Les deux jeunes femmes, malgré leurs différends, sauraient s'épauler et coopérer. Ni l'une ni l'autre ne baisseraient jamais les bras devant les difficultés et les épreuves. Gaïa et Aeshma, n'auraient pas survécu si longtemps, si elles ne dissimulaient pas en elles une formidable rage de vivre. Julia ne pouvait se laisser aller à un désespoir stérile, à douter de Gaïa et des capacités à survivre d'Aeshma. Si les deux jeunes femmes avaient rejoint le lembos comme le pensaient le capitaine de l'Artémisia, Atalante, Antiochus et Marcia, elles dériveraient peut-être pendant des jours, voir des semaines avant de réapparaître dans le monde des vivants. Julia devait patienter. Par amour pour sa sœur. Par respect.

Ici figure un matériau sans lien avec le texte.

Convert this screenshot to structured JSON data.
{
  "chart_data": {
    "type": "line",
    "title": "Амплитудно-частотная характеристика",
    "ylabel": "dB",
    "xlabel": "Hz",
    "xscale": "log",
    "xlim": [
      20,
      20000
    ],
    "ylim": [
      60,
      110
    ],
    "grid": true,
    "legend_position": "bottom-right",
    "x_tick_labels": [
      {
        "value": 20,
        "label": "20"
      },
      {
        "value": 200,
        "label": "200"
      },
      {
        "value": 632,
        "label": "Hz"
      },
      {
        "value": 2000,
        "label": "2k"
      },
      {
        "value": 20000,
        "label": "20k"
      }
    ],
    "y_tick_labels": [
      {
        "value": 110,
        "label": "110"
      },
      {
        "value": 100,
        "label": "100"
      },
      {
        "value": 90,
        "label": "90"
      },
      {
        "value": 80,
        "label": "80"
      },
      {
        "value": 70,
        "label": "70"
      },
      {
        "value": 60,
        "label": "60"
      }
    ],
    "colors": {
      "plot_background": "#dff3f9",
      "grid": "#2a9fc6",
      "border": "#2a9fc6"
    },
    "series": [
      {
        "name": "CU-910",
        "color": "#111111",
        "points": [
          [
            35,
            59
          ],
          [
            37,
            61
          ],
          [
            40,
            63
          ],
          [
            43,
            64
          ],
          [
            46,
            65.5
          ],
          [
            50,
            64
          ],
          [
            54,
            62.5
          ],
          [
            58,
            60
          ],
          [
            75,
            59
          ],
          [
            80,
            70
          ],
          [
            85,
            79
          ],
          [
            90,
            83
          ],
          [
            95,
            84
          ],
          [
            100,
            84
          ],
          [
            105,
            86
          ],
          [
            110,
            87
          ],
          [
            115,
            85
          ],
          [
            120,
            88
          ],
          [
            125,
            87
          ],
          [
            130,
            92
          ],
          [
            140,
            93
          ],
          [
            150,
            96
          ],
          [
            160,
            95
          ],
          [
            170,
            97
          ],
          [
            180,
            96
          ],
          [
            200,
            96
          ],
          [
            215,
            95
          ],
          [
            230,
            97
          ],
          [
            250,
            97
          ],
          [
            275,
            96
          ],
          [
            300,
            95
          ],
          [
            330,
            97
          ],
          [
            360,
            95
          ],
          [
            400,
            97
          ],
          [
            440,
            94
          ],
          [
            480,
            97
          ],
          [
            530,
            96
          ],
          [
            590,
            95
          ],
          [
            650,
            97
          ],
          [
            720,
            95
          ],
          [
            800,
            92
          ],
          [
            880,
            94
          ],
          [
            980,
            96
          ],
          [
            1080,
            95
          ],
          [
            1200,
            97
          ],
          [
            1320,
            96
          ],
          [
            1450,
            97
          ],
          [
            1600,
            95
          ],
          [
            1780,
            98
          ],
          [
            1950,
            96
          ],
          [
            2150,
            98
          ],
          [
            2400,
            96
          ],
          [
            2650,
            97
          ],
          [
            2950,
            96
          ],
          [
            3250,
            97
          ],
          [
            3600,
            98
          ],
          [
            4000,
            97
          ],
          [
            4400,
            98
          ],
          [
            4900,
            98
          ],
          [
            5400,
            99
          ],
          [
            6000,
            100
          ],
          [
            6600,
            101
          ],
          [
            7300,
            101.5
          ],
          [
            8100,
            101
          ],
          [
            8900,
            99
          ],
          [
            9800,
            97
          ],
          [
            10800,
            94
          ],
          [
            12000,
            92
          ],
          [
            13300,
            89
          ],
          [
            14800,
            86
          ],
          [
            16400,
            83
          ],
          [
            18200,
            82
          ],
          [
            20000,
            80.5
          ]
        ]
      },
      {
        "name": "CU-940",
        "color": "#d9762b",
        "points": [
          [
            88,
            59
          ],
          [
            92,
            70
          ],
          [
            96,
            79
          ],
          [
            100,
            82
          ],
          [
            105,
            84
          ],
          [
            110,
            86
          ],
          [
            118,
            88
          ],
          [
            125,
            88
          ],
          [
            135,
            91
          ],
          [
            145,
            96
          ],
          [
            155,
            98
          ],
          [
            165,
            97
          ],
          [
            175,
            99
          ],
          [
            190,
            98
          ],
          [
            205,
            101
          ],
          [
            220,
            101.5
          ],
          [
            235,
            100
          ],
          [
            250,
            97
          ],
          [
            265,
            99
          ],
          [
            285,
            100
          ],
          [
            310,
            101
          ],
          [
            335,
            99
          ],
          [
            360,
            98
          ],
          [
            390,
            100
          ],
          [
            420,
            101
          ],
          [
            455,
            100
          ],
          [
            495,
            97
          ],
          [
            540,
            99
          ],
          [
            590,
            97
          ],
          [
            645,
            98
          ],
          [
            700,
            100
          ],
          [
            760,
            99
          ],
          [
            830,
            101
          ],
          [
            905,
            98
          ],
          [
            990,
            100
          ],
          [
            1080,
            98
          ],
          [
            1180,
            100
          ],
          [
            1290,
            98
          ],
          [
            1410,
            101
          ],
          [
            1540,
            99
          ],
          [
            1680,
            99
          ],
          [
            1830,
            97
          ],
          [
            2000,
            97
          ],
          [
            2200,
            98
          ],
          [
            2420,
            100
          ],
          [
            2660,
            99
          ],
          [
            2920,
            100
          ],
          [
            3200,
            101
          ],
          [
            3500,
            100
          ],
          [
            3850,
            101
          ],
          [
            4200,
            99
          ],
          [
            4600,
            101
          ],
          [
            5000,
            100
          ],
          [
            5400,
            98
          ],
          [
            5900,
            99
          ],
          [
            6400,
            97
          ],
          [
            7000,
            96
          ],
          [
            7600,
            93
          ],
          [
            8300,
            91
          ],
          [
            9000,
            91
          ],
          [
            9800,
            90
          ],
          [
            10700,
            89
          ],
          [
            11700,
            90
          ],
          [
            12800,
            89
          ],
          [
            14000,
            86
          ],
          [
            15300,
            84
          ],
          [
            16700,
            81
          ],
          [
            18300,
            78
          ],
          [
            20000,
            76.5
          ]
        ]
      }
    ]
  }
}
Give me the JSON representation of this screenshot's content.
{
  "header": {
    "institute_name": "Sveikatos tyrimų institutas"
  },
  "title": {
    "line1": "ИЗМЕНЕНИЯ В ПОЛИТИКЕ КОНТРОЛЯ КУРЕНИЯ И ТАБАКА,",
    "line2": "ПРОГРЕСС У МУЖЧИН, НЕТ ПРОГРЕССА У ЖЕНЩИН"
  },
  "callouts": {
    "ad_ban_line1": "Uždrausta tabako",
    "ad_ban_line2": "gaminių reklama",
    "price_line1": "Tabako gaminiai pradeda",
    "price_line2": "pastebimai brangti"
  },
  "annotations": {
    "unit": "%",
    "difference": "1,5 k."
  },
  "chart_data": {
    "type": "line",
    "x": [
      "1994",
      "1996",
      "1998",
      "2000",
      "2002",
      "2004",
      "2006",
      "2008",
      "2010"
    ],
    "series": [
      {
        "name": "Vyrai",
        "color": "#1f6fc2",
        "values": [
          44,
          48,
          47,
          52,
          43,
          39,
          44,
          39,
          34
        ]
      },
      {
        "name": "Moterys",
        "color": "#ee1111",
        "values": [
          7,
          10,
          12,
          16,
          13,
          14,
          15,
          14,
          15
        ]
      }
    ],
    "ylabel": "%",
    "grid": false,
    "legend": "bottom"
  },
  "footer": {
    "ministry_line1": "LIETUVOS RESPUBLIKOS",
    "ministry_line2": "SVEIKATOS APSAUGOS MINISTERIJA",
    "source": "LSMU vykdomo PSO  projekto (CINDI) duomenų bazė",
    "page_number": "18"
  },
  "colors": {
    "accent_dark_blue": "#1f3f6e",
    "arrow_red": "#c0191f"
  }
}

En attendant, Marcia se tenait devant elle et la jeune fille méritait plus que son attention. Julia, une fois seule avec elle, l'observa plus attentivement qu'elle ne l'avait fait en présence de ses autres visiteurs. Marcia n'avait pas seulement grandi, elle avait développé une musculature déliée et puissante, perdu le reste de ses rondeurs infantiles qui, encore un an auparavant, adoucissaient sa silhouette. Les traits de son visage s'étaient affirmés et son regard s'était acéré. Pourtant, malgré la saleté et leur état déplorable, elle avait gardé ses mêmes cheveux couleur de blés mûrs et ses yeux d'azur pailletés d'or brillaient toujours du même éclat, mais il ne subsistait plus rien d'autre de son enfance et de l'innocence qui s'y accrochait. Marcia, en devenant une femme, s'était endurcie. Jusqu'à quel point ? s'interrogea Julia inquiète.